The finding of Middle Eastern ancestry is based on an analysis of autosomal DNA markers, but there is nothing unique about Rory Bremner’s DNA. if you go back 500 or more years everyone will share markers with people from the Middle East, and indeed with just about every other population (see Ralph and Coop 2013). The claim that Rory Bremner is descended in the direct male line from Niall of the Nine Hostages, the fifth-century High King of Ireland, is based on the 2006 paper by Moore, McEvoy, Cape et al which found a prolific Y-chromosome signature that was particularly prevalent on the north-western coast of Ireland. However, the study used a very small sample size and was based on a limited number of Y-STRs. The date of the M222 SNP that defines this branch is the subject of debate but is now thought to predate Niall of the Nine Hostages. See our page on Dubious commercial claims for a more detailed critique of the Niall research.

It turns out that Rory Bremner is an old friend of Alistair Moffat's and supported his candidacy as Rector of St Andrew's University.

Daily Mail, 10 March 2014

"Almost one million Britons alive today are of Viking descent, which means one in 33 men can claim to be direct descendants of the Vikings."

Yet another PR stunt. The claim is based on a study of Y-chromosome DNA and the false assumption that "six DNA patterns" [haplogroups] are "associated with the Norse Vikings".   Pretty much all UK men are descended from Vikings -- and the same for UK women.

Scottish Daily Record, 5 July 2014

"A DNA expert has made the bold claim that ginger hair gene could die out if Scotland's climate improves."

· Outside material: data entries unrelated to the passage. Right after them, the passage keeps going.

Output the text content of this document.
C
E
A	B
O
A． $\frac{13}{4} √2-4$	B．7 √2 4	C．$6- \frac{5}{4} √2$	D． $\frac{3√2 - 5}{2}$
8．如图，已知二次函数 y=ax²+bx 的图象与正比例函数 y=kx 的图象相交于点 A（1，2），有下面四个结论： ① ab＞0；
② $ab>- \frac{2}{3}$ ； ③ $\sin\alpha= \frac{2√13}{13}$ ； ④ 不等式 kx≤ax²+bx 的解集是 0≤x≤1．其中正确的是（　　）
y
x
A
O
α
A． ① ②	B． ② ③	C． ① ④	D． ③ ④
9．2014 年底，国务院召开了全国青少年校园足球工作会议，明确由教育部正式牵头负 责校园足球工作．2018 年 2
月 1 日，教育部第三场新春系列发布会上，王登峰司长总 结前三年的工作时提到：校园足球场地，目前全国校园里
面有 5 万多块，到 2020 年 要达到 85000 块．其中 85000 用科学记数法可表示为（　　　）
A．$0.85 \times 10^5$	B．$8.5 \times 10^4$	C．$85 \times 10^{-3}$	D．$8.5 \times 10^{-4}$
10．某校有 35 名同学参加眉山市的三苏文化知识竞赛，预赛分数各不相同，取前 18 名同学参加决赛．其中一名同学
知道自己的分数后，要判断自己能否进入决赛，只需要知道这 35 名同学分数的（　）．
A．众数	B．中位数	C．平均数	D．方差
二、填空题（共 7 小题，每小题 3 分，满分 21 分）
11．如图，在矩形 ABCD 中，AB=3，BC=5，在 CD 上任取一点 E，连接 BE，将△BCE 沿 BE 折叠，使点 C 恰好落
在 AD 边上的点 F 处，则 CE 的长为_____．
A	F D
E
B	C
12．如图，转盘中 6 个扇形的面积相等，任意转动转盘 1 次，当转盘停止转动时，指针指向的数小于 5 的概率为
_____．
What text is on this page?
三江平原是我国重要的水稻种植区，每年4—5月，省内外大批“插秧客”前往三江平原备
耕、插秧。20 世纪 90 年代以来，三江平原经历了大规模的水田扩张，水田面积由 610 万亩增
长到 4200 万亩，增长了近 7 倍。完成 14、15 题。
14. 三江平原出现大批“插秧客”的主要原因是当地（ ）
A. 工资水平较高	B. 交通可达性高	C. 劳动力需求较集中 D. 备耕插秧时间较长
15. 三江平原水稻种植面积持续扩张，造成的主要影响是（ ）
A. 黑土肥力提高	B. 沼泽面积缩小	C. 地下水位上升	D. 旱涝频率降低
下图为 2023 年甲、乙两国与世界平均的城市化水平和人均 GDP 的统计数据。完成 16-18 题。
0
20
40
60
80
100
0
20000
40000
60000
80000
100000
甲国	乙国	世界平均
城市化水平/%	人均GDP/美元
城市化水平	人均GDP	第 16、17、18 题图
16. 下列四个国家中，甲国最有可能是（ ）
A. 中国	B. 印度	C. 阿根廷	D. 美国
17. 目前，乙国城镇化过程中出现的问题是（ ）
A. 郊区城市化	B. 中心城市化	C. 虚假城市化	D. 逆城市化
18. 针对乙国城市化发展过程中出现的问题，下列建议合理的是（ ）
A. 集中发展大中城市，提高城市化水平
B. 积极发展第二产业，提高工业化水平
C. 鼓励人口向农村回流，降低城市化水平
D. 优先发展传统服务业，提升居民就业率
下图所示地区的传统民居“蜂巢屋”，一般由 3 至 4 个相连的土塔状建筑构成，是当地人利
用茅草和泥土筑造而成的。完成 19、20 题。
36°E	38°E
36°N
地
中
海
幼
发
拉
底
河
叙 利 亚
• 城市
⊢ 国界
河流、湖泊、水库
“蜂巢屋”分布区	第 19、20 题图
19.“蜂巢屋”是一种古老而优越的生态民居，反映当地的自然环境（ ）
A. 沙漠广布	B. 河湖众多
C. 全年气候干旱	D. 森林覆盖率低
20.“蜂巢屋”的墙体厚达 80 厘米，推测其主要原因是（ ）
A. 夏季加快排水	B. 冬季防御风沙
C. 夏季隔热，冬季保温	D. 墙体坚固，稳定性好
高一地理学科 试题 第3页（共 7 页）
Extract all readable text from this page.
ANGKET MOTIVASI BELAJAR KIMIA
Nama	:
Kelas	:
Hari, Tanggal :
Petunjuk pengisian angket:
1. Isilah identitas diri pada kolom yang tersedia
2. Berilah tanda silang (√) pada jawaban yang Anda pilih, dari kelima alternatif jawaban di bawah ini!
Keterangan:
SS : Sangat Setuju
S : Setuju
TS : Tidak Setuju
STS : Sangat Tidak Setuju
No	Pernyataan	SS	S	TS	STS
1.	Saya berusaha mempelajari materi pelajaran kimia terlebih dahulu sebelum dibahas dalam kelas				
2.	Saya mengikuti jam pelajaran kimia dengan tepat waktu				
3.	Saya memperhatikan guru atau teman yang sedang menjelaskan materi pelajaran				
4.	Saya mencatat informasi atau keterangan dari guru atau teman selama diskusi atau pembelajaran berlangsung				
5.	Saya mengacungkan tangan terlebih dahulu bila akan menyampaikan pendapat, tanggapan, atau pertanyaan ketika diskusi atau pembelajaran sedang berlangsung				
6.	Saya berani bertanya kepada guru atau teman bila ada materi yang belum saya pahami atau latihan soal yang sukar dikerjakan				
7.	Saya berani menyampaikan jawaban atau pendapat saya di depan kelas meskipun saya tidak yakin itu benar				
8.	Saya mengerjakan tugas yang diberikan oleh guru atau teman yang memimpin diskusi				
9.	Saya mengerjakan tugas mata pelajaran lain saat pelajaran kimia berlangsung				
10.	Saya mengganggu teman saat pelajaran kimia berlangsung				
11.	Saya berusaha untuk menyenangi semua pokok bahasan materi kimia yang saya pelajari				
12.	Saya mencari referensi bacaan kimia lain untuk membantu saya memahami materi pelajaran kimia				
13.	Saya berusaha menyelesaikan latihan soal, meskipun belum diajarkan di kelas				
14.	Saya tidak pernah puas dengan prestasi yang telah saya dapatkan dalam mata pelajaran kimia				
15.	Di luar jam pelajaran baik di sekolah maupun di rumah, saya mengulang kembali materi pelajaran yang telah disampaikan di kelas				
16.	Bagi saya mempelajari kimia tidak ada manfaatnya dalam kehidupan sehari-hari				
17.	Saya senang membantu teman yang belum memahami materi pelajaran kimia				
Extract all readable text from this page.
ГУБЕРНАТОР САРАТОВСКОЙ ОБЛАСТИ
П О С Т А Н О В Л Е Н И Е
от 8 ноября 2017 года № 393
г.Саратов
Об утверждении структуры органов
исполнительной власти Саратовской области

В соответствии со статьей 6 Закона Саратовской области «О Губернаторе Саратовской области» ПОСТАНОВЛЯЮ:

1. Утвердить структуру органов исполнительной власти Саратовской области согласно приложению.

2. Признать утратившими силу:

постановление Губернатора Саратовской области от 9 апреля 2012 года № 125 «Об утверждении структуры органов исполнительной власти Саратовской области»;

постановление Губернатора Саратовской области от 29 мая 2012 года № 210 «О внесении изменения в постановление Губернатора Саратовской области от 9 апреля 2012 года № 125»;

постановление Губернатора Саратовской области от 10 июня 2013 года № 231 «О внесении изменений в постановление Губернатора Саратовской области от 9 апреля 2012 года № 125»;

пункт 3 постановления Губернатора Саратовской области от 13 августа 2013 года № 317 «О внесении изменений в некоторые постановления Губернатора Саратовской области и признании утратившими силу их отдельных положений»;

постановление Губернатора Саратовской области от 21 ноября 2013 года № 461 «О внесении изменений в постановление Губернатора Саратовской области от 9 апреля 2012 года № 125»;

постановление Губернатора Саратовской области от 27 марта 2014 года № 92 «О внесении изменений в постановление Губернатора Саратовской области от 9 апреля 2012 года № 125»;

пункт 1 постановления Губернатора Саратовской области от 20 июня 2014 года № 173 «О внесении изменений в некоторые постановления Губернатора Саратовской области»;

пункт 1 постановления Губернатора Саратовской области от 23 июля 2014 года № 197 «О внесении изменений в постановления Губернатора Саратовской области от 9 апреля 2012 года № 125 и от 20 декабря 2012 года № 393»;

This nonsensical story seemingly emanated from the Scottish Daily Record but was repeated without question by a number of national and international newspapers including The Independent, the Sunday Telegraph, the Daily Mail and the Huffington Post. The DNA expert making these claims was Dr [sic] Alistair Moffat, the Managing Director of BritainsDNA, who, as far as we are aware, does not have a PhD in any subject and has no qualifications in genetics. Most unusually the story included a quote from "another scientist, who asked not to be named because of the theoretical nature of the work". The story has been nicely debunked by a number of commenters:

- Relax, redheads. You're not about to die out by Adam Rutherford, The Guardian

- No, of course climate change won't make redheads go extinct by John Upton writing for the Grist

No, climate change is not driving redheads to extinction by Gail Sullivan, The Washington Post

- Redheads are here to stay despite what you may have heard Passnote no, 3347 in The Guardian

- No, Redheads are not in danger of going extinct by Tom Phillips, BuzzFeed

Scottish Herald, 24 November 2014

"The discovery of shared ancestral ties between men in Scotland and Wales is at the centre of a new theory that this one per cent of Welsh men are direct descendents of a small band of ancient Scottish aristocrats, who fled the Old Welsh-speaking kingdom of Strathclyde in the ninth century to escape a Viking invasion."

This creative piece of storytelling requires little comment but one wonders why a newspaper should have seen fit to publish fiction in the disguise of news.